La production de mutations est liée au caractère fondamentalement aléatoire des phénomènes physico-chimiques intervenant au niveau de l’atome ou de la molécule individuels. Les mutations se produisent spontanément en toute circonstance chez tous les organismes, mais leur fréquence reste faible. Dans l’espèce humaine, par exemple, un gène individuel ne dispose au plus que d’une chance sur 10 000 de muter dans l’intervalle qui sépare deux générations [cf. MUTATIONS].

Recombinaison

Les mutations restent, dans tous les cas, la source ultime de la variation génétique. Ce n’est cependant que dans le cas des micro-organismes unicellulaires et haploïdes, se reproduisant par simple division, que l’apparition d’une nouveauté génétique est la conséquence immédiate d’une mutation. Chez les organismes supérieurs, à reproduction sexuée biparentale, le phénomène de mutation joue un rôle plus discret et plus indirect dans l’apparition de la variation. Ce rôle consiste à entretenir, au niveau collectif de la population, une diversité génétique, qui, à chaque changement de génération, est redistribuée entre les différents individus.

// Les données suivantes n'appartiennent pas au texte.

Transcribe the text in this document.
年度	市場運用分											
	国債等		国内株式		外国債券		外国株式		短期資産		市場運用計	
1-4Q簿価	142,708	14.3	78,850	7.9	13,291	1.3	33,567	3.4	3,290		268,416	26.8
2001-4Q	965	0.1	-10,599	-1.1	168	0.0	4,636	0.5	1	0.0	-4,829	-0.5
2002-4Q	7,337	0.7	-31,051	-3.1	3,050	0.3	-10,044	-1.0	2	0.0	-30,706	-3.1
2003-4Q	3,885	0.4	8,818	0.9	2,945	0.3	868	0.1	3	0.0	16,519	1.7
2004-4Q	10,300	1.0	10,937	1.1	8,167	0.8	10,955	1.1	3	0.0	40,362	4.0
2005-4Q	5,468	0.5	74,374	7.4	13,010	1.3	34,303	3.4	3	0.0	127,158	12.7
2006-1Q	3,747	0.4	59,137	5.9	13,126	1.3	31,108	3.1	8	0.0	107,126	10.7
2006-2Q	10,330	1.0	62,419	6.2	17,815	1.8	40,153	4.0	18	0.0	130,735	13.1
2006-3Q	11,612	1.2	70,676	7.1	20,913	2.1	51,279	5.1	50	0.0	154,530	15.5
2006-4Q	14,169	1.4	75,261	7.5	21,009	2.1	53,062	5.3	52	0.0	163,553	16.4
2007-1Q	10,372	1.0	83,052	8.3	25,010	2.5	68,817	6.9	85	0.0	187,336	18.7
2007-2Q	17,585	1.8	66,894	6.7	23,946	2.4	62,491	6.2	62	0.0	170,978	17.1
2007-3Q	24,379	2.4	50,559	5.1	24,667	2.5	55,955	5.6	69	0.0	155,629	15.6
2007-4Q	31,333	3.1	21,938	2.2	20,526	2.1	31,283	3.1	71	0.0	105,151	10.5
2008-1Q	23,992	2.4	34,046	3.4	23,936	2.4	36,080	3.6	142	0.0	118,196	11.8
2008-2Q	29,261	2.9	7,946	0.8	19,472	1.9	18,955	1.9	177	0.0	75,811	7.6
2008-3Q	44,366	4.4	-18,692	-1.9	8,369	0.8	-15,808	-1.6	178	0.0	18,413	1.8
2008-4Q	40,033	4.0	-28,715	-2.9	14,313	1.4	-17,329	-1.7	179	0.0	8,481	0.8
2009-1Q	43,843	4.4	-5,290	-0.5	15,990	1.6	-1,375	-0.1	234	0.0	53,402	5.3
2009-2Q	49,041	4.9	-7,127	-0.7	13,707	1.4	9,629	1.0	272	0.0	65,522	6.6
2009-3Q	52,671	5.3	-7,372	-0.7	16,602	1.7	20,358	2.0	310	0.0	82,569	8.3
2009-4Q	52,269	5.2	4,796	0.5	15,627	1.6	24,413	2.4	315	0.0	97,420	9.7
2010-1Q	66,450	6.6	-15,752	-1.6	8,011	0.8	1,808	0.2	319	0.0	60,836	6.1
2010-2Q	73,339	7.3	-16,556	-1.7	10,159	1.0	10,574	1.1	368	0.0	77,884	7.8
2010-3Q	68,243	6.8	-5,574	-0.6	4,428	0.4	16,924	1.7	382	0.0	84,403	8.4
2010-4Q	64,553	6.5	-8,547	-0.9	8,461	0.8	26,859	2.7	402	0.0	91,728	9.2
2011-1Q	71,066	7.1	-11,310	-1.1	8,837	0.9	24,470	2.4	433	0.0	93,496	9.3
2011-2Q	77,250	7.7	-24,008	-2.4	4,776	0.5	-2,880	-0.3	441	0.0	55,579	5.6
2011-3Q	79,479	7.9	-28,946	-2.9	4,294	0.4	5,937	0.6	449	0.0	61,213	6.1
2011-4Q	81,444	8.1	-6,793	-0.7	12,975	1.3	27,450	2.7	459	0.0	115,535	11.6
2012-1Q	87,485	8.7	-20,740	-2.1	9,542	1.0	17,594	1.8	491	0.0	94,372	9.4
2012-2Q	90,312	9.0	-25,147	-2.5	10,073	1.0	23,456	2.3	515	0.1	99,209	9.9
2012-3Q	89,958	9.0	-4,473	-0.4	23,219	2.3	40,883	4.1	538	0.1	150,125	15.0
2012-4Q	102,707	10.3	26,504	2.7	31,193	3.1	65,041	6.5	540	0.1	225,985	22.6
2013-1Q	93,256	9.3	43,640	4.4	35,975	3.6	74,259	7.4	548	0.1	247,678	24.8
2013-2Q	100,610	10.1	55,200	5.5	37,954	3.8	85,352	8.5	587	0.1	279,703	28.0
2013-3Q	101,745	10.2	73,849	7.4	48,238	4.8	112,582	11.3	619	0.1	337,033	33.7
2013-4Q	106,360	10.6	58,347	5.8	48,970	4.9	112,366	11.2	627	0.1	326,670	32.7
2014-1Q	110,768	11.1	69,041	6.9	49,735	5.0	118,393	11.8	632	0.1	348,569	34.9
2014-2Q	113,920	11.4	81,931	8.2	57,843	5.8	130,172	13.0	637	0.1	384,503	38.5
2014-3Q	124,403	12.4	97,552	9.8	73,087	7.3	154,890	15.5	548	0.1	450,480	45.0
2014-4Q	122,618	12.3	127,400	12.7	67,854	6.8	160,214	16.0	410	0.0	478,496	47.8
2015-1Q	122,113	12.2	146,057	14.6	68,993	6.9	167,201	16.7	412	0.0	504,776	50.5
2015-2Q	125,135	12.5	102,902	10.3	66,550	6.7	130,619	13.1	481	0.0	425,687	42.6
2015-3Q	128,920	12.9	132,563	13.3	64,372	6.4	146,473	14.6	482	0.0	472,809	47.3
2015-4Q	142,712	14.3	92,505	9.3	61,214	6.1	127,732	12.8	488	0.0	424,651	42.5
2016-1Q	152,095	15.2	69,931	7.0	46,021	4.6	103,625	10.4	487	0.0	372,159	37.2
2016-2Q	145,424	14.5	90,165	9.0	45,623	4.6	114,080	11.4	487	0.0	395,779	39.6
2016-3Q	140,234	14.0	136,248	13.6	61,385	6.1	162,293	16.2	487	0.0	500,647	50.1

Dans de telles conditions, l’apparition de la variation est la conséquence immédiate du phénomène appelé recombinaison génétique. La nouveauté résulte, ici, non pas de la modification accidentelle d’un modèle, mais d’un échange de parties entre deux modèles distincts. Il s’agit en fait d’un phénomène plus facile à observer que ne le sont les mutations, dont la mise en évidence nécessite toujours des expériences relativement compliquées et d’une certaine ampleur. L’expérience courante montre que chaque enfant rassemble, souvent de manière très apparente, des traits empruntés à l’un et à l’autre de ses parents. Le nombre de traits variables ainsi redistribués est si grand dans l’espèce humaine que tout nouvel individu tend à présenter un caractère plus ou moins unique, et n’est véritablement identique à aucun autre.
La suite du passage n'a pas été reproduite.